Crypto & DeFi

Impermanent Loss Calculator

Enter how much each asset in a 50/50 liquidity pool has moved in price, and this calculator shows your impermanent loss — how much less your LP position is worth compared to simply holding the two assets. A reference table shows IL at common price ratios so you can gauge the risk before depositing.

Assumes a standard 50/50 constant-product pool (Uniswap v2 style). Trading fees and liquidity-mining rewards can offset IL and are not included. Not financial advice.

What impermanent loss actually is

When you deposit into a constant-product pool (Uniswap v2 style), arbitrage traders continuously rebalance your position — selling your winner and buying your loser. If the two assets drift apart in price, you end up with less value than if you'd left them in your wallet. The formula for a 50/50 pool is IL = 2√r ÷ (1 + r) − 1, where r is the change in the price ratio between the two assets.

How bad does it get?

IL is gentle at first and accelerates: a 1.25x ratio change costs about 0.6%, 2x costs 5.7%, 4x costs 20%, and 5x costs 25.5%. Note that it's the ratio that matters — if both assets double together, IL is zero. That's why stablecoin pairs and correlated pairs (ETH/stETH) carry far less IL risk than volatile/stable pairs.

Fees are the other half of the equation

Impermanent loss is only half the LP math — trading fees and incentive rewards accrue to your position the whole time. A pool earning 20% APR in fees can absorb a 2x divergence (−5.7%) and still come out ahead over a year. The deposit makes sense when expected fees exceed expected IL; this calculator gives you the IL side of that comparison.

How to use this calculator

Enter the price change for each of the two pooled assets since you deposited — as a percentage or a multiplier. The calculator works out the new price ratio between them, applies the 50/50 impermanent-loss formula, and reports how much less your LP position is worth than simply holding, alongside a reference table of IL at common ratio moves so you can see how the curve steepens.

A concrete 2x example

Suppose you provide liquidity to an ETH/USDC pool and ETH doubles while USDC stays flat — a price-ratio change of r = 2. Plug into the formula: IL = 2√2 ÷ (1 + 2) − 1 = (2 × 1.414) ÷ 3 − 1 = 0.9428 − 1 = −5.72%. Your position is worth about 5.7% less than if you'd just held the ETH and USDC in your wallet. Had ETH quadrupled (r = 4), IL deepens to −20%. Weigh that number against the fees and rewards the pool paid you over the same period to judge whether providing liquidity was worth it.

FAQ

Why is it called 'impermanent'?

Because the loss only locks in when you withdraw. If the price ratio returns to what it was when you deposited, the loss disappears. In practice, ratios often don't return, so treat it as real.
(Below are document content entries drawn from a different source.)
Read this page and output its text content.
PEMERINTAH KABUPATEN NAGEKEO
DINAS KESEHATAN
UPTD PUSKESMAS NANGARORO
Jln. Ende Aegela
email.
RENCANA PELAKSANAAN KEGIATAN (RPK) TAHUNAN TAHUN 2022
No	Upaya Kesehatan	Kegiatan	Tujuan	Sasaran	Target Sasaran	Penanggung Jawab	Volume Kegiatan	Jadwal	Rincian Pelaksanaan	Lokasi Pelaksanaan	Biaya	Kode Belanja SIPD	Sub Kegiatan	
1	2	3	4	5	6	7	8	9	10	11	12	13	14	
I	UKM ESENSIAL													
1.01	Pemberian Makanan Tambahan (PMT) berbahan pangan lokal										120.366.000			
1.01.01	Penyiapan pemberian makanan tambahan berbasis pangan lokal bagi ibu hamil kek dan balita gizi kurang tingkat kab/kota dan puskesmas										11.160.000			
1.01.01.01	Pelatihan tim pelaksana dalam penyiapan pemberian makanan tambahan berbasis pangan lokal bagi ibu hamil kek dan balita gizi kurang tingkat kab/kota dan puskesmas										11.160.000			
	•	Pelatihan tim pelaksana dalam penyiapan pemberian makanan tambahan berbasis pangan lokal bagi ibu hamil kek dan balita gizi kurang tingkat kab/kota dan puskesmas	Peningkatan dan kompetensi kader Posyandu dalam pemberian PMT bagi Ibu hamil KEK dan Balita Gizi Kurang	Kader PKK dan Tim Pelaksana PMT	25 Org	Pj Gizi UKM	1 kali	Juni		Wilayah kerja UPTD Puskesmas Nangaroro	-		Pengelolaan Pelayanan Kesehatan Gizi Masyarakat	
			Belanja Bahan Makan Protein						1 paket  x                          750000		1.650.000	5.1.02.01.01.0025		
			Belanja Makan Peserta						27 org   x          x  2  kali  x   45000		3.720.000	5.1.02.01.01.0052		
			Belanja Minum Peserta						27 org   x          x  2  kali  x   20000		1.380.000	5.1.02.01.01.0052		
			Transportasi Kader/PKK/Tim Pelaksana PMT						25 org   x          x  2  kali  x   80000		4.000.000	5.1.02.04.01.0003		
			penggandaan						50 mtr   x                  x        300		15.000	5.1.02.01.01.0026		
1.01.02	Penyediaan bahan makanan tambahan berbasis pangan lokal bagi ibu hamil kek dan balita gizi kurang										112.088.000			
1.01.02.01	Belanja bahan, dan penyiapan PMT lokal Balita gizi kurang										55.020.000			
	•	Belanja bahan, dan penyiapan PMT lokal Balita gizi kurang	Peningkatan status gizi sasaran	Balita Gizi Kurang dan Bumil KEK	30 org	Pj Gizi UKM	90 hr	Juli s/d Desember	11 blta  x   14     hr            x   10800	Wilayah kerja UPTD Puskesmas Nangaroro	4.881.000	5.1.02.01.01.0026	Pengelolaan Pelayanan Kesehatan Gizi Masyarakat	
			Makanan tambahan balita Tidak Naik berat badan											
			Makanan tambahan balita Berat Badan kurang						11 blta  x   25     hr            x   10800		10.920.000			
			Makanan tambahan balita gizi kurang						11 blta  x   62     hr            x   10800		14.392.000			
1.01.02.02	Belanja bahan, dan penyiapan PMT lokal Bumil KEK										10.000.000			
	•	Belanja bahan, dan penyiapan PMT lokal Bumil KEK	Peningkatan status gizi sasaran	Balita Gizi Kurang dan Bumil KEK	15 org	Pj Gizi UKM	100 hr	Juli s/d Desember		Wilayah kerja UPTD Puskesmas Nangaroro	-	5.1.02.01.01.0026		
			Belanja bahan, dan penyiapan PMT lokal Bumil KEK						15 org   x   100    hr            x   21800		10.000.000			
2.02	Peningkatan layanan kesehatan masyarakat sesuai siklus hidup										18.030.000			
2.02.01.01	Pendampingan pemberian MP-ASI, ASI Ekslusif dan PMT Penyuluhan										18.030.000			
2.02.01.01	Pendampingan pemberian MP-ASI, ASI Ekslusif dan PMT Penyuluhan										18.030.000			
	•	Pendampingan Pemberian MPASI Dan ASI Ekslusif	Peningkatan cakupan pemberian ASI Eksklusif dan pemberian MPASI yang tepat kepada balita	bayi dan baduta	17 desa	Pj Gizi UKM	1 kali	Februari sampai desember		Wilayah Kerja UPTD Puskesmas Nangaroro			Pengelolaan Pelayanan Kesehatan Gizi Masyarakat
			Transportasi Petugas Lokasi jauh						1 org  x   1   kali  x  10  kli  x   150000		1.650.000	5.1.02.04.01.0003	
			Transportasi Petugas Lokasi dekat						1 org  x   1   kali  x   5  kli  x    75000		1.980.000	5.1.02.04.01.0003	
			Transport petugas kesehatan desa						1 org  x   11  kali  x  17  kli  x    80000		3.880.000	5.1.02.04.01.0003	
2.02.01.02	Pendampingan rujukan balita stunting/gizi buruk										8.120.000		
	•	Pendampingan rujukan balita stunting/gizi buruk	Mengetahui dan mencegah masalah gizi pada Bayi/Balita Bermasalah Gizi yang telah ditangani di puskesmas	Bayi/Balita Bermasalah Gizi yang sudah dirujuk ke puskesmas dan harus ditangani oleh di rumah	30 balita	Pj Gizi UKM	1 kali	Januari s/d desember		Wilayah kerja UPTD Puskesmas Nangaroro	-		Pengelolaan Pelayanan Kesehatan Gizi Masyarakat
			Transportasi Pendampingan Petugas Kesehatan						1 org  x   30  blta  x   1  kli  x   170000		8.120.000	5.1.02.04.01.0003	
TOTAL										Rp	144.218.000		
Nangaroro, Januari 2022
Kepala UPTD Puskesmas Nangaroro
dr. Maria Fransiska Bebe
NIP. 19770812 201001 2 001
Do I lose money if both assets go up?

Only relative to holding. If both double, your LP doubles too (zero IL). If one doubles and the other is flat, your LP is worth about 5.7% less than just holding would have been.

Do stablecoin pairs have impermanent loss?

Almost none while both coins hold their peg, since the price ratio barely moves. The real risk in stable pairs is a de-peg, which is a different and much larger danger.

Can trading fees offset impermanent loss?

Yes — fees and rewards accrue continuously and are the whole reason to LP. Providing liquidity is profitable when expected fee income exceeds expected IL over your holding period.

Does this work for pools that aren't 50/50?

No, this calculator models the standard 50/50 constant-product pool. Weighted pools (80/20) and concentrated liquidity (Uniswap v3) have different, generally more complex IL behavior.